Warum wir unsere Freunde nicht in Gottesdienste einladen
Warum fühle ich mich zwar schuldig, weiss aber ganz genau, dass ich diesmal niemanden einladen werde. So wie letztes Mal und so wie nächstes Mal wieder. Ganz allein scheine ich damit nicht zu sein. Aber warum tue ich mich so schwer, andere in meine Gemeinde einzuladen, während die ersten Nachfolger von Jesus es gar nicht abwarten konnten, ihre Familie, ihre Freunde und Kollegen anzusprechen: «Komm und sieh!»
Wieso fühlt sich das für mich seltsam an?
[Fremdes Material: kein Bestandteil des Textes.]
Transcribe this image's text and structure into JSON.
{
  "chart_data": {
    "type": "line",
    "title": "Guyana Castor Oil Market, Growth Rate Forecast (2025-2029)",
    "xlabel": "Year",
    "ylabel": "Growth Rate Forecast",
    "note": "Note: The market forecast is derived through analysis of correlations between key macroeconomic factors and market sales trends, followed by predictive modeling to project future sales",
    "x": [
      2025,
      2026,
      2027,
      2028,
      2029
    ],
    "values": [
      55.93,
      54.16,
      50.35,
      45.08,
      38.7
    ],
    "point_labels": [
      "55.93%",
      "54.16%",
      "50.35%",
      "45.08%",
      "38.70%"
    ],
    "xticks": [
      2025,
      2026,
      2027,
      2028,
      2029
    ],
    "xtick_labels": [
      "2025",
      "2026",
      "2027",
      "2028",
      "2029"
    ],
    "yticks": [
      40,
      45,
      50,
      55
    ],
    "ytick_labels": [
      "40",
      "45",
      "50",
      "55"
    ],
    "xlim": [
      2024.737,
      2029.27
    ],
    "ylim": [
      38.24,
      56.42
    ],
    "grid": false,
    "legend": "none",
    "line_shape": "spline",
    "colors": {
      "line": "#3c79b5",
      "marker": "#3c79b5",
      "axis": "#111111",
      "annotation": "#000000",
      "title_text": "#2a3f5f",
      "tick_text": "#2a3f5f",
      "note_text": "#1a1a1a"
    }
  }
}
Beim Nachdenken kommen mir einige Gründe in den Sinn:
Angst, Freunde zu verlieren
Wenn ich einen Freund in den Gottesdienst einlade, könnte er das als Unterstellung verstehen, dass er mit seinem Leben nicht klarkommt. Dass ich seinen Glauben nicht respektiere. Dass ich ihn dafür kritisieren will, dass er sich zwar vielleicht als Christ bezeichnet, aber eigentlich nie in die Kirche geht. Unsere Beziehung könnte darunter leiden – vor allem, wenn er die Einladung ablehnt.
Doch andererseits: Kirche war noch nie der Hauptinhalt unserer Freundschaft. Und eine Einladung ist nur eine Einladung. Sie auszusprechen ist genauso normal wie ein «Nein» dazu – oder auch ein «Ja, gerne». Vielleicht will mein Freund ja längst einmal einen Gottesdienst besuchen, traut sich aber nicht allein hin? Wahrscheinlich würde unsere Freundschaft durch eine Einladung gar nicht ärmer. Wir könnten danach über mehr miteinander reden als über die Arbeit und Fussball.
Angst, keine Antworten zu haben
Was ist, wenn ich jemanden in meine Gemeinde mitnehme, der mich anschliessend all das fragt, was ich auch nicht weiss? Dann sehe ich dumm aus – und meine Gemeinde auch.
Doch andererseits: Mein begrenztes Wissen kann auch eine offene Tür für andere Menschen sein. Sie merken dann, dass ich nicht alles weiss und sie auch nicht alles verstehen müssen. Sie sehen, dass ich mit ungelösten Fragen kämpfe, aber Jesus trotzdem nachfolgen will.
Angst, die Lebenswelten zu vermischen
Meine Lebenswelten sind normalerweise gut sortiert. Am Arbeitsplatz bin ich jemand anderes als zu Hause in der Familie, als im Fitnesscenter mit Freunden und erst recht als sonntags in der Gemeinde. Das plane ich nicht strategisch – das ist einfach so. Wenn ich nun einen Kollegen in den Gottesdienst mitnehme, dann begegnen sich diese Welten und Grenzen verwischen. Mein Kollege wundert sich vielleicht, wie ich mich in der Gemeinde verhalte – und meine Gemeinde wundert sich, mit welchen Typen ich zusammenarbeite. Da erscheint es mir einfacher, alle Menschen da zu lassen, wo sie hingehören, wo sie sich (und mich) nicht verwirren oder stören.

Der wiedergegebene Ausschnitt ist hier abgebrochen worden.